His father, Luis Calderón Vega, was one of the founders of the opposition National Action Party (PAN) in 1939, a center-right party for which he was elected federal deputy. From a young age, Felipe Calderón became involved with the PAN, serving as the first president of the Acción Juvenil (youth wing of the PAN) in 1987.

Between 1991 and 1994, he served as a federal deputy, and in 1993 he became the PAN’s secretary-general, eventually becoming the party’s president in 1996. In 2000, following the unprecedented defeat of the Institutional Revolutionary Party (PRI) and the election of Vicente Fox, a PAN member, as president of Mexico, Calderón held the position of party leader in the Chamber of Deputies from 2000 to 2003 and served as Minister of Energy from 2003 to 2004. After clashing with Fox over the internal nomination process for the presidency, he had to resign from the ministry but ultimately won the nomination against Santiago Creel.

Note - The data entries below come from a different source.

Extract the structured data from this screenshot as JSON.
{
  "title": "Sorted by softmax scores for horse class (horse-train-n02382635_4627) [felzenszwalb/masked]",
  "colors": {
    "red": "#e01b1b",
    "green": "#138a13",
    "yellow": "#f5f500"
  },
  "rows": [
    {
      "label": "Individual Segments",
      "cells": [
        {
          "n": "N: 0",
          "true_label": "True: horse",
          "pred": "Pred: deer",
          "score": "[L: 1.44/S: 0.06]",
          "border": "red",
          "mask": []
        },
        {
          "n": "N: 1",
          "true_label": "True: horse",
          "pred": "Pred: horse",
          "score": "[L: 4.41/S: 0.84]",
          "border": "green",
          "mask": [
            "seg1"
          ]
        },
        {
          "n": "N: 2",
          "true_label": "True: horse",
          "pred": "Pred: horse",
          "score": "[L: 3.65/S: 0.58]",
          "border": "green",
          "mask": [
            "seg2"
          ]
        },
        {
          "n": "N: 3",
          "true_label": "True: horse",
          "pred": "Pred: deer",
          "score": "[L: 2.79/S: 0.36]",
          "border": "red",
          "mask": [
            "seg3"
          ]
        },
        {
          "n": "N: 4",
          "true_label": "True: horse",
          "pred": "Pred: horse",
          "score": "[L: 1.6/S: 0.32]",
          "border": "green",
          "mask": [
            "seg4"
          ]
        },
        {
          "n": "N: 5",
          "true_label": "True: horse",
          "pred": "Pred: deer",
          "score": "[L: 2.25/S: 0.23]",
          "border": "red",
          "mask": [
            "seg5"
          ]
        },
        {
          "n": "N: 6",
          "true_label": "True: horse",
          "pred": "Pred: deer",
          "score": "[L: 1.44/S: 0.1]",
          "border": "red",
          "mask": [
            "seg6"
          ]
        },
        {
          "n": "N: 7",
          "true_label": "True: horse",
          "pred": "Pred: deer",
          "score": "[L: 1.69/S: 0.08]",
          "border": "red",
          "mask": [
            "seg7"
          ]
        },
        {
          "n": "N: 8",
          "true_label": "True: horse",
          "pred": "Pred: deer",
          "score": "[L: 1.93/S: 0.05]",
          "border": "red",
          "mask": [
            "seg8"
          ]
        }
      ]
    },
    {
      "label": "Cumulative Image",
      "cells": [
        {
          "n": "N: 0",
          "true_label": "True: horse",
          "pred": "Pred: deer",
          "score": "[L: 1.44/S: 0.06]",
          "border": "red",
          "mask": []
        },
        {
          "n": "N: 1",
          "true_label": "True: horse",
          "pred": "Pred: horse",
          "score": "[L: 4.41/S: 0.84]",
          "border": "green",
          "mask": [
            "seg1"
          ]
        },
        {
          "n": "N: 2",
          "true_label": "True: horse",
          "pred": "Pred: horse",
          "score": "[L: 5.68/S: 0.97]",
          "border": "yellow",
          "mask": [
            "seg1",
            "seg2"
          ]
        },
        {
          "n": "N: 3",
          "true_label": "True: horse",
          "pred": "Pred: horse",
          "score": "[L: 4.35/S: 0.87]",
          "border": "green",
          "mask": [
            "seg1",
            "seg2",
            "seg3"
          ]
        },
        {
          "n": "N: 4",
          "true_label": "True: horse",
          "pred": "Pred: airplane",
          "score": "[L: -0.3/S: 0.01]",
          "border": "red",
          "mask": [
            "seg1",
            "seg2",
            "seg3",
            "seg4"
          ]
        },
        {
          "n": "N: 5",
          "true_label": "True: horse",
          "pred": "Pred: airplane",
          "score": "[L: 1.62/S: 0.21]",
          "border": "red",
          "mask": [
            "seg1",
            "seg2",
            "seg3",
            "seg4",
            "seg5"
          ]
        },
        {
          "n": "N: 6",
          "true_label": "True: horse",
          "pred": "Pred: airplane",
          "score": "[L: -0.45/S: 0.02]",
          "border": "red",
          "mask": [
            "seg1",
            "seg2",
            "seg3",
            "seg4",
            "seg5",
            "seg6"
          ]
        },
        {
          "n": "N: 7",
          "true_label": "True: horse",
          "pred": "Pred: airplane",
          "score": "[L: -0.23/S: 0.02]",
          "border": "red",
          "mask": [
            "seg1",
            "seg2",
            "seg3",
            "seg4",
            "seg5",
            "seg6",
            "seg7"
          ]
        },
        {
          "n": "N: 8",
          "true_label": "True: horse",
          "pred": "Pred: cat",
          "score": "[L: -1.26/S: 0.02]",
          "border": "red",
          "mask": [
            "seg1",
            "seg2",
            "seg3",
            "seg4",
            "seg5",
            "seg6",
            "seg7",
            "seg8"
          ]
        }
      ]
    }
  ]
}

Calderón emerged victorious in a highly contested election against center-left candidate Andrés Manuel López Obrador (PRD), winning by a mere 0.56% in an election marred by allegations of fraud. López Obrador led a campaign of protest with large demonstrations and a concentration in the capital for months, but after a partial recount, Calderón was officially declared the winner, despite a significant portion of the population considering the election illegitimate until the end of his term.
To address these allegations, Calderón promoted an electoral reform approved by the main parties and initiated a war against drug cartels. This campaign, supported financially and militarily by the United States, employed 45,000 Mexican military personnel, in addition to police forces. The results were disastrous: imprecise figures suggest that over 60,000 civilians died, the competition between cartels intensified, and there was no reduction in drug production, sale, or consumption. Numerous human rights violations, including torture, rape, and executions, were reported to the Inter-American Commission on Human Rights (CIDH).
However, the campaign against drug trafficking served to overshadow his government’s neoliberal actions, such as the Ley Federal de Trabajo, which advanced the precarization of labor relations. Overall, Calderón’s six-year term in Los Pinos was marked by the inability to fulfill his main campaign promises, particularly his electoral slogan of being “The president of employment,” as unemployment rates remained high.